The mean number of diagnoses provided by the Massachusetts General Hospital case discussants was 16.77, by GPT3.5 30 and by GPT4 15.45 (p < 0.0001). GPT4 was more frequently able to list the correct diagnosis as first (22% versus 20% with GPT3.5, p = 0.86), provide the correct diagnosis among the top three generated diagnoses (42% versus 24%, p = 0.075). GPT4 was better at providing the correct diagnosis, when the different diagnoses were classified into groups according to the medical specialty and include the correct diagnosis at any point in the differential list (68% versus 48%, p = 0.0063). GPT4 provided a differential list that was more similar to the list provided by the case discussants than GPT3.5 (Jaccard Similarity Index 0.22 versus 0.12, p = 0.001).
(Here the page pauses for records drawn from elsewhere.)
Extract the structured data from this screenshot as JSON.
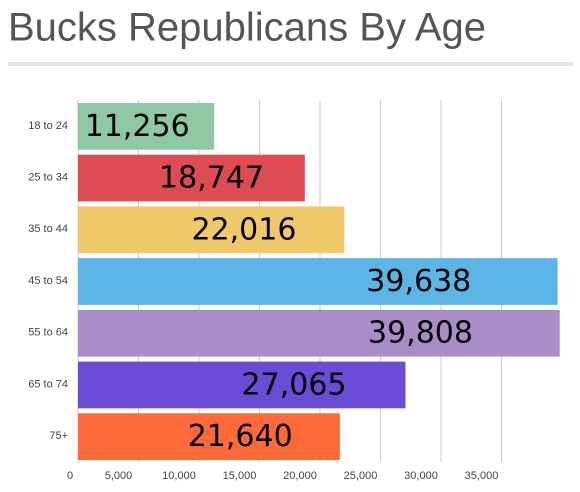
{
  "chart_data": {
    "type": "bar",
    "orientation": "horizontal",
    "title": "Bucks Republicans By Age",
    "categories": [
      "18 to 24",
      "25 to 34",
      "35 to 44",
      "45 to 54",
      "55 to 64",
      "65 to 74",
      "75+"
    ],
    "values": [
      11256,
      18747,
      22016,
      39638,
      39808,
      27065,
      21640
    ],
    "value_labels": [
      "11,256",
      "18,747",
      "22,016",
      "39,638",
      "39,808",
      "27,065",
      "21,640"
    ],
    "colors": [
      "#8fc9a3",
      "#dc4c52",
      "#f0c96a",
      "#5bb5e6",
      "#a98dc6",
      "#6a4cd6",
      "#fb6a38"
    ],
    "xlim": [
      0,
      40000
    ],
    "xticks": [
      0,
      {
        "value": 5000,
        "label": "5,000"
      },
      {
        "value": 10000,
        "label": "10,000"
      },
      {
        "value": 15000,
        "label": "15,000"
      },
      {
        "value": 20000,
        "label": "20,000"
      },
      {
        "value": 25000,
        "label": "25,000"
      },
      {
        "value": 30000,
        "label": "30,000"
      },
      {
        "value": 35000,
        "label": "35,000"
      }
    ],
    "grid": true
  }
}
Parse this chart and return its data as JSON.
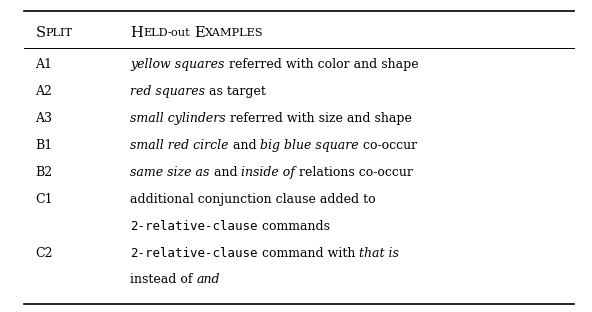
{
  "header_col1": "SPLIT",
  "header_col2": "HELD-OUT EXAMPLES",
  "rows": [
    {
      "split": "A1",
      "line1": [
        {
          "text": "yellow squares",
          "style": "italic"
        },
        {
          "text": " referred with color and shape",
          "style": "normal"
        }
      ],
      "line2": []
    },
    {
      "split": "A2",
      "line1": [
        {
          "text": "red squares",
          "style": "italic"
        },
        {
          "text": " as target",
          "style": "normal"
        }
      ],
      "line2": []
    },
    {
      "split": "A3",
      "line1": [
        {
          "text": "small cylinders",
          "style": "italic"
        },
        {
          "text": " referred with size and shape",
          "style": "normal"
        }
      ],
      "line2": []
    },
    {
      "split": "B1",
      "line1": [
        {
          "text": "small red circle",
          "style": "italic"
        },
        {
          "text": " and ",
          "style": "normal"
        },
        {
          "text": "big blue square",
          "style": "italic"
        },
        {
          "text": " co-occur",
          "style": "normal"
        }
      ],
      "line2": []
    },
    {
      "split": "B2",
      "line1": [
        {
          "text": "same size as",
          "style": "italic"
        },
        {
          "text": " and ",
          "style": "normal"
        },
        {
          "text": "inside of",
          "style": "italic"
        },
        {
          "text": " relations co-occur",
          "style": "normal"
        }
      ],
      "line2": []
    },
    {
      "split": "C1",
      "line1": [
        {
          "text": "additional conjunction clause added to",
          "style": "normal"
        }
      ],
      "line2": [
        {
          "text": "2-relative-clause",
          "style": "mono"
        },
        {
          "text": " commands",
          "style": "normal"
        }
      ]
    },
    {
      "split": "C2",
      "line1": [
        {
          "text": "2-relative-clause",
          "style": "mono"
        },
        {
          "text": " command with ",
          "style": "normal"
        },
        {
          "text": "that is",
          "style": "italic"
        }
      ],
      "line2": [
        {
          "text": "instead of ",
          "style": "normal"
        },
        {
          "text": "and",
          "style": "italic"
        }
      ]
    }
  ],
  "bg_color": "#ffffff",
  "text_color": "#000000",
  "font_size": 9.0,
  "fig_width": 5.92,
  "fig_height": 3.12,
  "dpi": 100
}
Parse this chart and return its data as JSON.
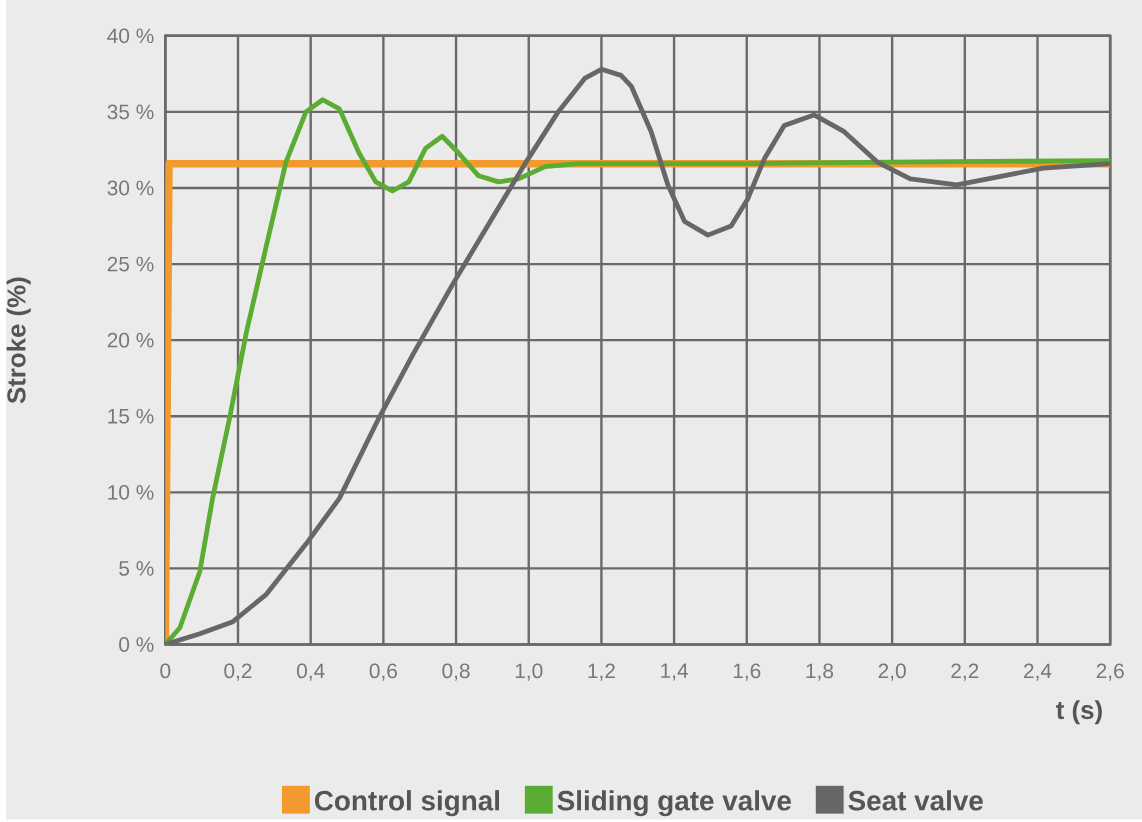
{
  "chart_data": {
    "type": "line",
    "xlabel": "t (s)",
    "ylabel": "Stroke (%)",
    "xlim": [
      0,
      2.6
    ],
    "ylim": [
      0,
      40
    ],
    "xticks": [
      0,
      {
        "value": 0.2,
        "label": "0,2"
      },
      {
        "value": 0.4,
        "label": "0,4"
      },
      {
        "value": 0.6,
        "label": "0,6"
      },
      {
        "value": 0.8,
        "label": "0,8"
      },
      {
        "value": 1.0,
        "label": "1,0"
      },
      {
        "value": 1.2,
        "label": "1,2"
      },
      {
        "value": 1.4,
        "label": "1,4"
      },
      {
        "value": 1.6,
        "label": "1,6"
      },
      {
        "value": 1.8,
        "label": "1,8"
      },
      {
        "value": 2.0,
        "label": "2,0"
      },
      {
        "value": 2.2,
        "label": "2,2"
      },
      {
        "value": 2.4,
        "label": "2,4"
      },
      {
        "value": 2.6,
        "label": "2,6"
      }
    ],
    "yticks": [
      {
        "value": 0,
        "label": "0 %"
      },
      {
        "value": 5,
        "label": "5 %"
      },
      {
        "value": 10,
        "label": "10 %"
      },
      {
        "value": 15,
        "label": "15 %"
      },
      {
        "value": 20,
        "label": "20 %"
      },
      {
        "value": 25,
        "label": "25 %"
      },
      {
        "value": 30,
        "label": "30 %"
      },
      {
        "value": 35,
        "label": "35 %"
      },
      {
        "value": 40,
        "label": "40 %"
      }
    ],
    "grid": true,
    "legend": "bottom",
    "marker": "none",
    "line_style": "solid",
    "series": [
      {
        "name": "Control signal",
        "color": "#f39a2e",
        "x": [
          0,
          0.01,
          2.6
        ],
        "values": [
          0,
          31.6,
          31.6
        ]
      },
      {
        "name": "Sliding gate valve",
        "color": "#5aac32",
        "x": [
          0,
          0.04,
          0.095,
          0.13,
          0.177,
          0.223,
          0.278,
          0.332,
          0.387,
          0.433,
          0.479,
          0.533,
          0.579,
          0.625,
          0.67,
          0.716,
          0.762,
          0.807,
          0.862,
          0.917,
          0.972,
          1.045,
          1.136,
          1.2,
          1.6,
          2.0,
          2.6
        ],
        "values": [
          0,
          1.1,
          4.8,
          9.6,
          14.9,
          20.5,
          26.2,
          31.7,
          35,
          35.8,
          35.2,
          32.3,
          30.4,
          29.8,
          30.4,
          32.6,
          33.4,
          32.3,
          30.8,
          30.4,
          30.6,
          31.4,
          31.6,
          31.6,
          31.6,
          31.7,
          31.8
        ]
      },
      {
        "name": "Seat valve",
        "color": "#676767",
        "x": [
          0,
          0.095,
          0.186,
          0.278,
          0.387,
          0.479,
          0.588,
          0.68,
          0.789,
          0.899,
          0.99,
          1.081,
          1.154,
          1.2,
          1.254,
          1.282,
          1.337,
          1.383,
          1.429,
          1.493,
          1.557,
          1.603,
          1.648,
          1.703,
          1.785,
          1.868,
          1.959,
          2.05,
          2.178,
          2.306,
          2.416,
          2.6
        ],
        "values": [
          0,
          0.7,
          1.5,
          3.3,
          6.6,
          9.6,
          14.9,
          19,
          23.6,
          28,
          31.6,
          35,
          37.2,
          37.8,
          37.4,
          36.7,
          33.7,
          30.2,
          27.8,
          26.9,
          27.5,
          29.3,
          31.9,
          34.1,
          34.8,
          33.7,
          31.7,
          30.6,
          30.2,
          30.8,
          31.3,
          31.6
        ]
      }
    ]
  }
}
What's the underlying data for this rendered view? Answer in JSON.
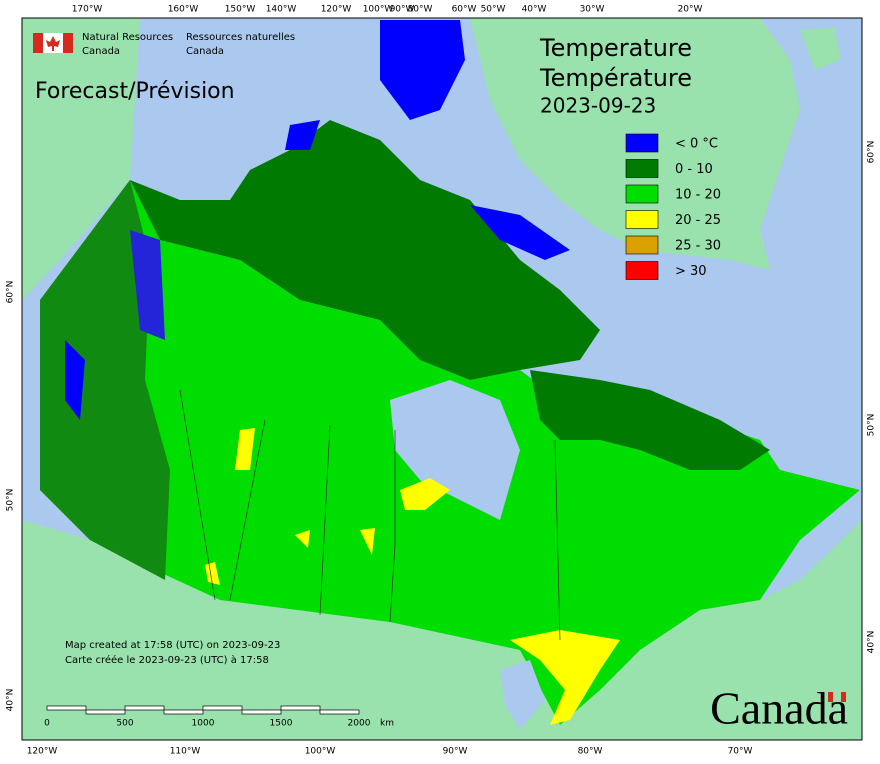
{
  "header": {
    "agency_en": [
      "Natural Resources",
      "Canada"
    ],
    "agency_fr": [
      "Ressources naturelles",
      "Canada"
    ],
    "forecast": "Forecast/Prévision",
    "title_en": "Temperature",
    "title_fr": "Température",
    "date": "2023-09-23"
  },
  "legend": [
    {
      "label": "< 0 °C",
      "color": "#0000ff"
    },
    {
      "label": "0 - 10",
      "color": "#007a00"
    },
    {
      "label": "10 - 20",
      "color": "#00dd00"
    },
    {
      "label": "20 - 25",
      "color": "#ffff00"
    },
    {
      "label": "25 - 30",
      "color": "#d9a000"
    },
    {
      "label": "> 30",
      "color": "#ff0000"
    }
  ],
  "graticule": {
    "top": [
      "170°W",
      "160°W",
      "150°W",
      "140°W",
      "120°W",
      "100°W",
      "90°W",
      "80°W",
      "60°W",
      "50°W",
      "40°W",
      "30°W",
      "20°W"
    ],
    "bottom": [
      "120°W",
      "110°W",
      "100°W",
      "90°W",
      "80°W",
      "70°W"
    ],
    "left": [
      "60°N",
      "50°N",
      "40°N"
    ],
    "right": [
      "60°N",
      "50°N",
      "40°N"
    ]
  },
  "notes": [
    "Map created at 17:58 (UTC) on 2023-09-23",
    "Carte créée le 2023-09-23 (UTC) à 17:58"
  ],
  "scale": {
    "labels": [
      "0",
      "500",
      "1000",
      "1500",
      "2000"
    ],
    "unit": "km"
  },
  "wordmark": "Canada"
}
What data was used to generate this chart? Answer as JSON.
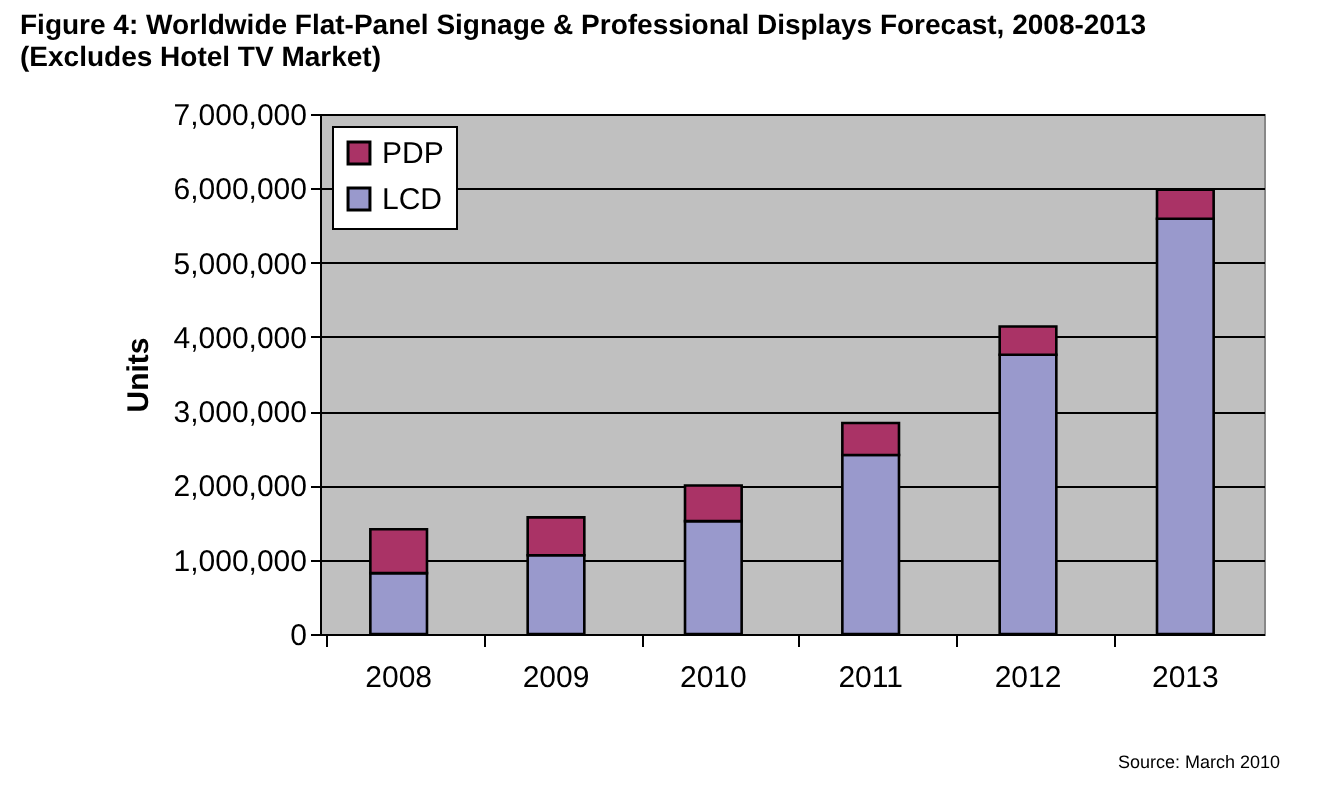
{
  "chart_data": {
    "type": "bar",
    "title": "Figure 4: Worldwide Flat-Panel Signage & Professional Displays Forecast, 2008-2013",
    "subtitle": "(Excludes Hotel TV Market)",
    "ylabel": "Units",
    "categories": [
      "2008",
      "2009",
      "2010",
      "2011",
      "2012",
      "2013"
    ],
    "series": [
      {
        "name": "LCD",
        "color": "#9999cc",
        "values": [
          820000,
          1060000,
          1520000,
          2410000,
          3760000,
          5590000
        ]
      },
      {
        "name": "PDP",
        "color": "#aa3366",
        "values": [
          590000,
          510000,
          480000,
          430000,
          380000,
          390000
        ]
      }
    ],
    "stacked": true,
    "ylim": [
      0,
      7000000
    ],
    "yticks": [
      0,
      {
        "value": 1000000,
        "label": "1,000,000"
      },
      {
        "value": 2000000,
        "label": "2,000,000"
      },
      {
        "value": 3000000,
        "label": "3,000,000"
      },
      {
        "value": 4000000,
        "label": "4,000,000"
      },
      {
        "value": 5000000,
        "label": "5,000,000"
      },
      {
        "value": 6000000,
        "label": "6,000,000"
      },
      {
        "value": 7000000,
        "label": "7,000,000"
      }
    ],
    "grid": "y",
    "legend": "top left",
    "annotations": [
      "Source: March 2010"
    ]
  }
}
Inclusion of the correct diagnosis in the generated differential was correlated with PubMed articles matching the diagnosis (OR 1.40, 95% CI 1.25–1.56 for GPT3.5, OR 1.25, 95% CI 1.13–1.40 for GPT4), but not with disease incidence.

Conclusions and relevance

The GPT4 model was able to generate a differential diagnosis list with the correct diagnosis in approximately two thirds of cases, but the most likely diagnosis was often incorrect for both models. In its current state, this tool can at most be used as an aid to expand on potential diagnostic considerations for a case, and future LLMs should be trained which account for the discrepancy between disease incidence and availability in the literature.